- Oscar Schmidt morreu aos 68 anos nesta sexta-feira (17); a causa da morte não foi divulgada e ele chegou a ser atendido no Hospital e Maternidade Santa Ana, em Santana de Parnaíba, após passar mal.
- Foi um dos maiores nomes do basquete mundial, com carreira de trinta e quase três décadas e participação em cinco Olimpíadas (1980, 1984, 1988, 1992 e 1996).
- É o maior cestinha da história do basquete, com 49.737 pontos, sendo 42.042 em clubes e 7.695 pela seleção brasileira.
- Chamado de “Mão Santa” pela precisão nos arremessos, integrou o Hall da Fiba (Federação Internacional de Basquetebol).
- Diagnosticado com tumor cerebral aos 55 anos, fez cirurgias, radioterapia e quimioterapia, declarou-se curado após longos anos de tratamento; após a aposentadoria, atuou como empresário e palestrante.
Oscar Schmidt, ídolo do basquete brasileiro, morreu nesta sexta-feira (17) aos 68 anos. A assessoria de imprensa confirmou a informação ao Portal. A causa da morte não foi divulgada. Ele chegou a ser atendido no Hospital e Maternidade Santa Ana, em Santana de Parnaíba, na Grande São Paulo, após passar mal.
Schmidt teve uma carreira de quase três décadas como atleta profissional e participou de cinco Jogos Olímpicos. Foi atleta com mais pontos na história do basquete mundial, com 49.737 pontos marcados ao longo da carreira.
O jogador ficou conhecido pela paradinha decisiva e pela habilidade de arremesso, recebendo o apelido Mão Santa. Integrante do Hall da Fama da Fiba, ele também é recordista de participações olímpicas no basquete masculino.

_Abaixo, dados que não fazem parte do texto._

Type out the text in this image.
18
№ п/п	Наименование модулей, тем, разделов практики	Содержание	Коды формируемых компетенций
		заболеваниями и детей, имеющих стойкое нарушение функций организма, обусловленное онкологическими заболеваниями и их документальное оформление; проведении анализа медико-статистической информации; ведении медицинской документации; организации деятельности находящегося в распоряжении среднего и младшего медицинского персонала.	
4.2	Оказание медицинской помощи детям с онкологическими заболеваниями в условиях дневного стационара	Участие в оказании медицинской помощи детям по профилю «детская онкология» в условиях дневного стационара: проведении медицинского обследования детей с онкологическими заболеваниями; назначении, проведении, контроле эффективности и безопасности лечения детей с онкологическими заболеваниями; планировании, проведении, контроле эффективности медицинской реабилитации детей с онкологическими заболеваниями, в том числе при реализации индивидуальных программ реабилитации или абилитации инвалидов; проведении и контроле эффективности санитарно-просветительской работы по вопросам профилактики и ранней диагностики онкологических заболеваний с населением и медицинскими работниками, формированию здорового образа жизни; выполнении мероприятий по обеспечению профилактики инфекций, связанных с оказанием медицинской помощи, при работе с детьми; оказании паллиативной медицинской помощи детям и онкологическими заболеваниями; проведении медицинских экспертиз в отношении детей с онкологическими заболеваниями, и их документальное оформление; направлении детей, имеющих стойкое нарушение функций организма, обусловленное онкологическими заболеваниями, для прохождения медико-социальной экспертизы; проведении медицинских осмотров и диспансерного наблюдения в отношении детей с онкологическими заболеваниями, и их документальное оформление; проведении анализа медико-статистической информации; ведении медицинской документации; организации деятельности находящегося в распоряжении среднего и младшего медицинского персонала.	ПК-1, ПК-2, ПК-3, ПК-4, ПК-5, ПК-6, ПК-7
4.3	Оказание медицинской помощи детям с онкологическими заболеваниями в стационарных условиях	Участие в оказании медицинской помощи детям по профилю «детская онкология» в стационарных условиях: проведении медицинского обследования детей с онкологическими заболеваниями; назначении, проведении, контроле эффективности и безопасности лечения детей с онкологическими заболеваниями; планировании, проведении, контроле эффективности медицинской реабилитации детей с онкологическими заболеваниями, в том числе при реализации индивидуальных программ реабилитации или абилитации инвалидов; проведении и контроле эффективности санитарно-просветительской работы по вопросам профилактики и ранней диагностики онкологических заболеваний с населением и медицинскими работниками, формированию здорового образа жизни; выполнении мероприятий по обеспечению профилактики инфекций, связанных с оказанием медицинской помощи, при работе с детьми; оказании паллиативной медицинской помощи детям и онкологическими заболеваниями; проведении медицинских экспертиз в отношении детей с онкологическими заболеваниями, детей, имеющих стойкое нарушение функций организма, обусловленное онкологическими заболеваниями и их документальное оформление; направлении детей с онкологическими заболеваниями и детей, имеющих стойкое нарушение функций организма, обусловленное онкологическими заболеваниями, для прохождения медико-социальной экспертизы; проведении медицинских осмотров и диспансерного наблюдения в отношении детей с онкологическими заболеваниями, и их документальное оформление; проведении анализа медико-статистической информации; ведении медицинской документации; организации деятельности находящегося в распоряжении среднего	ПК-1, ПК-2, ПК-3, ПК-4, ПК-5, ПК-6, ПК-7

A trajetória de Schmidt começou no juvenil do Palmeiras, aos 14 anos, e se estendeu por 29 anos. Ele atuou tanto em clubes quanto pela seleção brasileira, levando o país a conquistas importantes em sua era.
Conforme o histórico de saúde, Oscar enfrentou um tumor cerebral aos 55 anos. Passou por duas cirurgias, radioterapia e quimioterapia, anunciando histórico de alta após tratamento prolongado. Em 2022, declarou ter vencido a doença.
A família pediu privacidade para o momento de luto, reforçando o desejo de manter a despedida reservada aos familiares. A imprensa permanece com a comunicação oficial da assessoria.
O legado de Schmidt permanece vivo no esporte mundial e nas lembranças de fãs e atletas. Sua carreira é lembrada por resultados expressivos, dedicação e influência deixada no basquete brasileiro e internacional.